Head hanging low, he barely replied to my question.  Something, indeed, was bothering him, so I tried to look busy while he figured out what he wanted to say.  I’m glad I did.  Eventually MO said: “I hate my life”.  Instead of negating his feelings, I inquired about why he felt this way.  His response: “Everything’s broken.”

Why–you might ask–would I be happy to hear him say this?  For one, because MO is autistic, he usually has difficulty putting his feelings into words, but not this morning.  In addition, because I am an Aspie, I knew exactly what he was feeling and it is something I have struggled with all my life: change.

Well before I was diagnosed with Asperger’s, I recognized how much I disliked change.  I have always desired sameness in my life and any changes that took place set me back tremendously; some changes–even things that have taken place years ago–I still cannot accept.

Yes, I know, change is life, change is growth.  But there has always been something in my brain that wants to keep everything static.  I secretly desire to live in one of those Twilight Zone episodes, where the main character goes about their life exactly the same way every day.  I want to live in a little miniature train set town.  I want to know everything is where I left it.  I don’t want anyone to die or move away or become something other than the role that they have established in my life–teacher, parent, friend, lover.

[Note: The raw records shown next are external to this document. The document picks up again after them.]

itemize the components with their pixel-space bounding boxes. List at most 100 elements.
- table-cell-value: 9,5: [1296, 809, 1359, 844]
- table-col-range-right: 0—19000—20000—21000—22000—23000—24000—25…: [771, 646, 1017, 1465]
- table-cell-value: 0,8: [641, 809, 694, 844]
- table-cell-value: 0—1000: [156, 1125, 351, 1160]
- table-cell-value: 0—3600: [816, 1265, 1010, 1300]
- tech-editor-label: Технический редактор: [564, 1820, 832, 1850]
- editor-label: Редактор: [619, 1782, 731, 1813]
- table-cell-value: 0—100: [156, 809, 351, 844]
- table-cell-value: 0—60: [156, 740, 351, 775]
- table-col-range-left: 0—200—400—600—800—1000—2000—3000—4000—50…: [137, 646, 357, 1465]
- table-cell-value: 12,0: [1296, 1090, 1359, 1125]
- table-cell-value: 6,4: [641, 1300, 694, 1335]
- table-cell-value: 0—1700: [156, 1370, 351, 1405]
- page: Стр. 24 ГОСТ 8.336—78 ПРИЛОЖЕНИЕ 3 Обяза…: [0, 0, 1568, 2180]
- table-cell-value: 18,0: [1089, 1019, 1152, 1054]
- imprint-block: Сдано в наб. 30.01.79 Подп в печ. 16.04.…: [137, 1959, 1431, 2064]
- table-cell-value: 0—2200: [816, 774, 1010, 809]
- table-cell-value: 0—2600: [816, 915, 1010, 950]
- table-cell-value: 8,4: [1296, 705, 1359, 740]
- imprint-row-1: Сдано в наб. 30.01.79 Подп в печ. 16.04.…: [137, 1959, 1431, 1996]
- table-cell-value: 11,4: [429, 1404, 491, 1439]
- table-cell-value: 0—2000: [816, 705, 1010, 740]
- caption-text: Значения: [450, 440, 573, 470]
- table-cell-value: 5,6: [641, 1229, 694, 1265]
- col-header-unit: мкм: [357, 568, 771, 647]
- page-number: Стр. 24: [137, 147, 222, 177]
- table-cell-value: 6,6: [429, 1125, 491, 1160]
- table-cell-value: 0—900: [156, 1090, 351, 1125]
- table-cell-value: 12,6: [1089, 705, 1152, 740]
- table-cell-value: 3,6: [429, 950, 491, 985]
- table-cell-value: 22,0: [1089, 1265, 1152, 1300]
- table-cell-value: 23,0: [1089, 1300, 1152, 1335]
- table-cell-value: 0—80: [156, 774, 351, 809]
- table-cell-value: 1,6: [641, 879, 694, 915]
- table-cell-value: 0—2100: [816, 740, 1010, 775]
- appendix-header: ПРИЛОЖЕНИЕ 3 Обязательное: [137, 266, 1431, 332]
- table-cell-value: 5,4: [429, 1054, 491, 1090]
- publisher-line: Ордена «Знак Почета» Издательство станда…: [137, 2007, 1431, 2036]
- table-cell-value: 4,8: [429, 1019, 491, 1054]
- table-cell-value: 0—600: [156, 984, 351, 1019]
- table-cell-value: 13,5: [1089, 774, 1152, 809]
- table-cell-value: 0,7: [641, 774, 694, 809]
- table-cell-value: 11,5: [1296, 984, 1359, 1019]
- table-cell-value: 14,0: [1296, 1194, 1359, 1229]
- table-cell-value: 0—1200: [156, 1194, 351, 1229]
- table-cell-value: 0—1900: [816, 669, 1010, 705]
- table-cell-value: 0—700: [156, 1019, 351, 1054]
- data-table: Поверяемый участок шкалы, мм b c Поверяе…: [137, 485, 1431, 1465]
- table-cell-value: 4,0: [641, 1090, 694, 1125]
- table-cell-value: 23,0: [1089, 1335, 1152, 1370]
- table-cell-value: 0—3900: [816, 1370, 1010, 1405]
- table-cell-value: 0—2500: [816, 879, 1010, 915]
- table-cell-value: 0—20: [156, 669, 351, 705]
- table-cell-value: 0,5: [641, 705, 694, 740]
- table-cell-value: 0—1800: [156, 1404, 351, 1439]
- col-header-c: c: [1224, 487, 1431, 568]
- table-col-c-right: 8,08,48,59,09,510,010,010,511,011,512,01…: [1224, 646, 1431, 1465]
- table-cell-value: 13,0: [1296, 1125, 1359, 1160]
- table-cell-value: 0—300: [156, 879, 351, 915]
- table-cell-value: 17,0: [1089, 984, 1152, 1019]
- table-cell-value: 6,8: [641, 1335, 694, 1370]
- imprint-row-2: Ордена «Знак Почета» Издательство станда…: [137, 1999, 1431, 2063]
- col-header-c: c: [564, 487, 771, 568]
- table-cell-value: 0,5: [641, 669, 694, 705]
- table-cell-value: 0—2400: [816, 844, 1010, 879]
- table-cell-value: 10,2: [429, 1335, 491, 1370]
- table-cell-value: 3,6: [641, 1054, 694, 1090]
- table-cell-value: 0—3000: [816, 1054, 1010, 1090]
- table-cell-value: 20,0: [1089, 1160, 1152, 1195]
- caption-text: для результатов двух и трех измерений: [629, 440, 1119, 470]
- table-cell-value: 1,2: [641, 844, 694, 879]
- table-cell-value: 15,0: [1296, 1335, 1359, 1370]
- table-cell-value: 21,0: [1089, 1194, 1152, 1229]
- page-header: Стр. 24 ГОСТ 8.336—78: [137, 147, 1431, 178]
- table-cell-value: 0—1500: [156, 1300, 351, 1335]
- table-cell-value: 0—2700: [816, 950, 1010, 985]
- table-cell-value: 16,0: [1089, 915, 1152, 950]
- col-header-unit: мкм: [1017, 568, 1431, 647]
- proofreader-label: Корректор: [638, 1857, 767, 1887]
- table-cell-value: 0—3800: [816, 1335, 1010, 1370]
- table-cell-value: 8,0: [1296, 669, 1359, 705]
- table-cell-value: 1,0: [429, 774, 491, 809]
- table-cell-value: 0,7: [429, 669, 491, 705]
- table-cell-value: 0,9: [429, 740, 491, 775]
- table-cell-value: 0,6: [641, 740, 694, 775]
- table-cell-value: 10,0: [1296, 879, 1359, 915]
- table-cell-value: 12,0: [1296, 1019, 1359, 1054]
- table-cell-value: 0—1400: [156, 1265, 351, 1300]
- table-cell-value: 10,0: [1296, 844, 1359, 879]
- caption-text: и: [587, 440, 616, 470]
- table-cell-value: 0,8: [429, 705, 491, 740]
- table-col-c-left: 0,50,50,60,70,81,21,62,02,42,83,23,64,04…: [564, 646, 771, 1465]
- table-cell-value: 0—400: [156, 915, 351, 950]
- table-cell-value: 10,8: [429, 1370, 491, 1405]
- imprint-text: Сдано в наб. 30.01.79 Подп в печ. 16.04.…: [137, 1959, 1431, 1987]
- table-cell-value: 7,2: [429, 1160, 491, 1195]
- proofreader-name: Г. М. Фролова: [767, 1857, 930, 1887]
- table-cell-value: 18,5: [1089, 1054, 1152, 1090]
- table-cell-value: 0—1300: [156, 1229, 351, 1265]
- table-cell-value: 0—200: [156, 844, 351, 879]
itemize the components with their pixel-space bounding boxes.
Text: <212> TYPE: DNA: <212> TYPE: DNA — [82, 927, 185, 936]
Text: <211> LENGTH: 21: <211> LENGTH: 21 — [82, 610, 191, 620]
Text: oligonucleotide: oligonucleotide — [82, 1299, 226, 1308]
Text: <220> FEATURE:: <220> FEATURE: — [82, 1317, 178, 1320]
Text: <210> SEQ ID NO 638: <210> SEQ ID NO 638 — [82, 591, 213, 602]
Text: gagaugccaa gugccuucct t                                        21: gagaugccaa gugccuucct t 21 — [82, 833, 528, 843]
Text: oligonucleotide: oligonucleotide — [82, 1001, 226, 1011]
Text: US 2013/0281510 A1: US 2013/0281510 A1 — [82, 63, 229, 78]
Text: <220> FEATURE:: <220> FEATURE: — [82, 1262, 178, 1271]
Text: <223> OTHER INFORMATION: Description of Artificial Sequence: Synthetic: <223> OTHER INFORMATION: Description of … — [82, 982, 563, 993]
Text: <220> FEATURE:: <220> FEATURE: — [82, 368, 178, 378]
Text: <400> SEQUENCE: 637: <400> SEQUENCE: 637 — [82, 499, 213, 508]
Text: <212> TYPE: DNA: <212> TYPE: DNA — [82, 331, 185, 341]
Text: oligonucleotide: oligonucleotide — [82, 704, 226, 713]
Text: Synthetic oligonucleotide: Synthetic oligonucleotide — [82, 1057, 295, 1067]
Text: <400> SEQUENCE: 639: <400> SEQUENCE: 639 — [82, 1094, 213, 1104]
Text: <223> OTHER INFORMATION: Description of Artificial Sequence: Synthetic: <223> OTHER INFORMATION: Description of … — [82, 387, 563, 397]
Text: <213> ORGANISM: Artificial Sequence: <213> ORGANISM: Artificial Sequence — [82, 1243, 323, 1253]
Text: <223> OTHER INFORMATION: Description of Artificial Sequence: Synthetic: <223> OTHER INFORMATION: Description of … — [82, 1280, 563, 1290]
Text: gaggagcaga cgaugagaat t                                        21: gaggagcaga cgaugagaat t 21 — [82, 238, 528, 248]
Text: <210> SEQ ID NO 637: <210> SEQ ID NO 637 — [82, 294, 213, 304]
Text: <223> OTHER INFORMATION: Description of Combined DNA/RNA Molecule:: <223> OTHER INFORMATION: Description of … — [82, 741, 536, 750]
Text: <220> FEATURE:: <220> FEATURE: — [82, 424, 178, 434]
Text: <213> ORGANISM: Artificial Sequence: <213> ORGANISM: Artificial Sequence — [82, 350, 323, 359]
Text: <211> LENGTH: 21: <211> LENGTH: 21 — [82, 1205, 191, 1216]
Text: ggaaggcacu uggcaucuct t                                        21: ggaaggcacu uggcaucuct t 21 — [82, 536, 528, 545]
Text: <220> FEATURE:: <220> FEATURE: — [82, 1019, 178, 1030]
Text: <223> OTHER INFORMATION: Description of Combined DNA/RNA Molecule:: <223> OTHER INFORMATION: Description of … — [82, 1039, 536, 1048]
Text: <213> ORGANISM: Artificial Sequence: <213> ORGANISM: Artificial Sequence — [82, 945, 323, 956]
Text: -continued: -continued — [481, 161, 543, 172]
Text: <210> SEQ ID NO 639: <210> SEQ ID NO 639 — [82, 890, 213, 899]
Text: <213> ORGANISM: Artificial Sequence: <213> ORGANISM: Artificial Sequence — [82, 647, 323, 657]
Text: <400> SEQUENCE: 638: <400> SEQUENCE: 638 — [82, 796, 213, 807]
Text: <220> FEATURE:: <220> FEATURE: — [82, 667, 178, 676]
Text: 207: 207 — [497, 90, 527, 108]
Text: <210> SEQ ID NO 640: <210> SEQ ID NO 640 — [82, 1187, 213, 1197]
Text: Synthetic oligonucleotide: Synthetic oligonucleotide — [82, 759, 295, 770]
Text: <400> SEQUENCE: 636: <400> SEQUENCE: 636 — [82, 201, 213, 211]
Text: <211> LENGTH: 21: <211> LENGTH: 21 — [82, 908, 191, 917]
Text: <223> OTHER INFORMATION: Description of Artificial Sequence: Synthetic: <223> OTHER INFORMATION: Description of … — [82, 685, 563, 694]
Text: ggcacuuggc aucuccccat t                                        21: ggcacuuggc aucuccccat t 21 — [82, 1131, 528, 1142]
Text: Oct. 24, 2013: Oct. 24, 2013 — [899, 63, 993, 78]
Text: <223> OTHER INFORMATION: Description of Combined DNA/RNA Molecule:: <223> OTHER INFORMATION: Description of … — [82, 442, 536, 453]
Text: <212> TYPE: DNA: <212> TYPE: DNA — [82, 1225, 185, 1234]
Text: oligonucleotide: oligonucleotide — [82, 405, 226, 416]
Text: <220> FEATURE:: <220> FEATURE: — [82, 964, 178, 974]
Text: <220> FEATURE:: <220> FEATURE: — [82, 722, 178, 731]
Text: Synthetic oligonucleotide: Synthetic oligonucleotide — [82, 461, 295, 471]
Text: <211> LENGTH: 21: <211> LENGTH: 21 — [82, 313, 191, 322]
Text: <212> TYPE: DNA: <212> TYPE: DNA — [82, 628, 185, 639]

If something changes, I perceive it as broken.  I want it to be “fixed” and I simply cannot accept it.  I obsess over the change and remind people of how it “used to be”.  It’s never the same.  Sameness is important to me, which is why I completely understand MO’s thought pattern:  life is full of broken things that we cannot put back together.

The Hilltop Steak House–where I once celebrated my marriage–has been leveled and I will never again see the cement cows grazing on the front lawn.  Drugs and alcohol have forever changed MO’s dad from the father he once perceived him to be.  No matter how hard we wish for it, neither MO or I will ever be able to bring my father or our beautiful, loving dog, the Queen Bea, back to us.  These things are broken and unfixable and, yes, it is depressing.  Seriously…how do “normal” people adjust?

In a tiny way I’m happy, because I now have someone who feels the same as I do. (LOL…feels “the same”!)   Change stinks.  It’s awful.  It creates in us such extreme anxiety for what once was.  Yes, change is going to happen, but I don’t have to accept it.

I’m sure there’s some lesson in all this….I’m just not sure what it is.  Until I find out, I will continue on with my anxiety…only now I have someone who completely understands how I’ve felt my entire life.